Panorama des acteurs pour automatiser et dépenser moins au m²
Le marché 2025 fourmille de solutions. L’essentiel : aligner besoin, débit et évolutivité, puis comparer l’écosystème local de support.
- Exotec (Skypod) : goods-to-person agile et modulaire.
- Dematic, Vanderlande, Honeywell Intelligrated : intégrateurs globaux, tri et grande cadence.
- Swisslog, Knapp, SSI Schäfer, Savoye : portefeuilles complets, WMS/WES intégrés.
- Kardex : VLM et modules verticaux compacts.
- Locus Robotics : AMR collaboratifs pour le picking.
| Acteur | Forces | Cas d’usage | Évolutivité |
|---|---|---|---|
| Exotec | Modularité, délais | G2P multi-bacs | Élevée |
| Dematic / Vanderlande | Tri haute cadence | Retail, parcel | Très élevée |
| Swisslog / Knapp / SSI Schäfer / Savoye | Suite logicielle | Omnicanal | Élevée |
| Kardex | Compacité | Pièces, MRO | Moyenne/Élevée |
| Locus Robotics | AMR collaboratifs | Picking e-commerce | Élevée |
Pour articuler entrepôt et transport, un détour par la chaîne complète donne de la cohérence, par exemple avec ce cas de logistique. Le bon acteur est celui qui colle au besoin, pas le plus gros logo.

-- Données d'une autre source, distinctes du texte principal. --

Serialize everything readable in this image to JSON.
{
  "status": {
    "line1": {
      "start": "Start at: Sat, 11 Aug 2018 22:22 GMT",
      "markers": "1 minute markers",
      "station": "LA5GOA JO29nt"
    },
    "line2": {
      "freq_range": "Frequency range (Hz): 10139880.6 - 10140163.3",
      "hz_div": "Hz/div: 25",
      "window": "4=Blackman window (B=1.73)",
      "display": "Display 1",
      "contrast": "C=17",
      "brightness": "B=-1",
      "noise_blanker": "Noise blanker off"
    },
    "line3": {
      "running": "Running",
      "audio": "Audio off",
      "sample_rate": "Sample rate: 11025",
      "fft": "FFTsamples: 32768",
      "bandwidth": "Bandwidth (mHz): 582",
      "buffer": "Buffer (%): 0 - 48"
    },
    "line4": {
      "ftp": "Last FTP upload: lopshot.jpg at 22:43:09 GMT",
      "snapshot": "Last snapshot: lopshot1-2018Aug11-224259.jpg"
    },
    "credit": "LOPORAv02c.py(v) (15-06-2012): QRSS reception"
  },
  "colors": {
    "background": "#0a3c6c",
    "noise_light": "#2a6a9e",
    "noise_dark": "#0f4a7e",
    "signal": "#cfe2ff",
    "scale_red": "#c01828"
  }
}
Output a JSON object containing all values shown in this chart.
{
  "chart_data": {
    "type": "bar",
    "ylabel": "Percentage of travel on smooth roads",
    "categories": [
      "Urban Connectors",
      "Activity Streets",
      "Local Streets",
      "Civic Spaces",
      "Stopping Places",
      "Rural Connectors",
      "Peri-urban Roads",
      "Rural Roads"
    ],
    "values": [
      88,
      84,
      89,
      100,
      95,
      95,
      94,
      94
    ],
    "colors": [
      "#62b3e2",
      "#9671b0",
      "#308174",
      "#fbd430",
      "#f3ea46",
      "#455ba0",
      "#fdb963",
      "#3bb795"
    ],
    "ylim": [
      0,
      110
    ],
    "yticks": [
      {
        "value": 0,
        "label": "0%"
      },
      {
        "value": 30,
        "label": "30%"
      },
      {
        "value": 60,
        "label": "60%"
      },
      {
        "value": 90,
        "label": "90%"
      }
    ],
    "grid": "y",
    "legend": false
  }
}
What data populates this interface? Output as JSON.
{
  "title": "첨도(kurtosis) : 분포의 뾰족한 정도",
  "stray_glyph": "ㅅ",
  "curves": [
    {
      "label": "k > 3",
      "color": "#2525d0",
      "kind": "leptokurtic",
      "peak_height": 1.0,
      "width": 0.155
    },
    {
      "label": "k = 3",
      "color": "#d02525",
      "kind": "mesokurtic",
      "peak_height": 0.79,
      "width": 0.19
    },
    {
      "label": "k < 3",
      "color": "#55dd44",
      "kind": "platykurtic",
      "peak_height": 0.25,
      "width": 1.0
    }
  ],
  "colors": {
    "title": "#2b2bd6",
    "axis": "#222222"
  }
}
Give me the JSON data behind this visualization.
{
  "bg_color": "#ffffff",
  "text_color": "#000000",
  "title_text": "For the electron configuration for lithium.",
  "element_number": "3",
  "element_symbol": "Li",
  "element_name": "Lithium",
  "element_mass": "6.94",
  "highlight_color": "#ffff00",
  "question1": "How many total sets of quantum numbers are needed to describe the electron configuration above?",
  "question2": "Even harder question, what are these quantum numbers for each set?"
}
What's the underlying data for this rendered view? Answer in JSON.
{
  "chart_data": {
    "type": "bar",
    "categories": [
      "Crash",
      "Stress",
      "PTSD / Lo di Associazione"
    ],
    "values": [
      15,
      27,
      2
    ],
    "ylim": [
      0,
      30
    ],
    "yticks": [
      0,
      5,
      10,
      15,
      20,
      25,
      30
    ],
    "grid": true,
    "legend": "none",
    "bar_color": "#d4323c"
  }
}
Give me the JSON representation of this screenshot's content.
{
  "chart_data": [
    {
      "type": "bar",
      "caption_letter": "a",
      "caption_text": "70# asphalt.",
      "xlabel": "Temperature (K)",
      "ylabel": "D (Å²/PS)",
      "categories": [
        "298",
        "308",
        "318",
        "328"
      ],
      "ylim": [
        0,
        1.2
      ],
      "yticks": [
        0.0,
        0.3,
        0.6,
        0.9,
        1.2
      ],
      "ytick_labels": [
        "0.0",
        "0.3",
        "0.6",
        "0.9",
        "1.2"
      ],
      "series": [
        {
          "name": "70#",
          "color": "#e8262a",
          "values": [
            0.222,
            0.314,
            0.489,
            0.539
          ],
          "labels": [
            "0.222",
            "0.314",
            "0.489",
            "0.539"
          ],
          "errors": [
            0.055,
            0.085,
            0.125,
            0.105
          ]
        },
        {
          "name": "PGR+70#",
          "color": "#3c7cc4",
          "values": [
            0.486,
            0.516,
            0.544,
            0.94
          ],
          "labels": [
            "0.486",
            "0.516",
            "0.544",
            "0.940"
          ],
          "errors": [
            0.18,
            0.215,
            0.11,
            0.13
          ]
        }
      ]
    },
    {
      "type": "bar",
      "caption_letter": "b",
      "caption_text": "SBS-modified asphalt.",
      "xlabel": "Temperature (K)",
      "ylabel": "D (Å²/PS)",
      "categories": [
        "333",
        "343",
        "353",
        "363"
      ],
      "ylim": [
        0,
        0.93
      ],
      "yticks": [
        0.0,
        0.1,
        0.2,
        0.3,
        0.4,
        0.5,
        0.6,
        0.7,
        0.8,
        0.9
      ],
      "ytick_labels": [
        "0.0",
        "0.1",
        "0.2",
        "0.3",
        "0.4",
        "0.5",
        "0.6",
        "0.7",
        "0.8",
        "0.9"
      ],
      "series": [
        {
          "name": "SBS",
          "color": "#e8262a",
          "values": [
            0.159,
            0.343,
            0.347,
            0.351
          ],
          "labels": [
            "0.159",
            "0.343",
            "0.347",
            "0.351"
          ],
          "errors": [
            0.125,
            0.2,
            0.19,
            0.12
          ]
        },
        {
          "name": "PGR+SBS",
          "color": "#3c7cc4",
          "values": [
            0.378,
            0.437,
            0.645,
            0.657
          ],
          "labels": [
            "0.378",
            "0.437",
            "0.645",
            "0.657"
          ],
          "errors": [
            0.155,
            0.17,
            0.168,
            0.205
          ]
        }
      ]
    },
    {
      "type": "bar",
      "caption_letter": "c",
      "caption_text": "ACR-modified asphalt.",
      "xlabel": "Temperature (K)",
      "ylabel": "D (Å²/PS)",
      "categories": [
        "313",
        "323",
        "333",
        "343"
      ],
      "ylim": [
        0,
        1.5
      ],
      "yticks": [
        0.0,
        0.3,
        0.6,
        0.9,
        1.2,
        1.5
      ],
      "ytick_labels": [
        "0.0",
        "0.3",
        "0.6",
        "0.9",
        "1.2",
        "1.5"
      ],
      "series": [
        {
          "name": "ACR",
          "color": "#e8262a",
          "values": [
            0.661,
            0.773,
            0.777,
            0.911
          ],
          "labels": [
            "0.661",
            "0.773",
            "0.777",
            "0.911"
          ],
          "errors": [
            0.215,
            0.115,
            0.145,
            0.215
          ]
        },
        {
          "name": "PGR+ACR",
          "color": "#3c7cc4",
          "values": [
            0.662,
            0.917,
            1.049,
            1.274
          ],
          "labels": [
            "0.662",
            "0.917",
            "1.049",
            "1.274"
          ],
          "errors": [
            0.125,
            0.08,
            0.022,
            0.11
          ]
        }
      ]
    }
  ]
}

Questions fréquentes sur l’automatisation d’entrepôt et les coûts de stockage
Quel budget initial prévoir pour un projet d’automatisation ciblé ?
Pour un périmètre restreint (AMR + postes de picking + WMS), le ticket démarre souvent à six chiffres. L’amortissement s’appuie sur les gains main-d’œuvre, la densification et la qualité. Un business case outillé avec des données propres reste la meilleure boussole.
Comment dimensionner un système sans surinvestir ?
Commencer par un pilote sur une famille A, puis ajouter robots et stations par paliers. Les solutions modulaires (goods-to-person, AMR) autorisent une montée en charge progressive sans reconfigurer tout l’entrepôt.
AMR ou AGV : que choisir pour réduire les coûts ?
Les AGV suivent des chemins fixes et conviennent à des flux stables. Les AMR, plus flexibles, naviguent sans balisage et s’adaptent mieux aux environnements changeants. Pour un entrepôt e-commerce, l’AMR est souvent plus rentable sur la durée.
Quels quick wins pour baisser le coût de stockage en 90 jours ?
Relocaliser les top-sellers, mettre en place le scan systématique, installer des balances de contrôle et ajuster la dimension des colis. Ces gestes réduisent les déplacements, les erreurs et la surface utile.
Comment éviter l’effet tunnel pendant l’intégration ?
Étapes claires, jalons mesurables, et gouvernance partagée avec l’intégrateur. Un plan de continuité d’activité et une maintenance préventive limitent les arrêts non planifiés.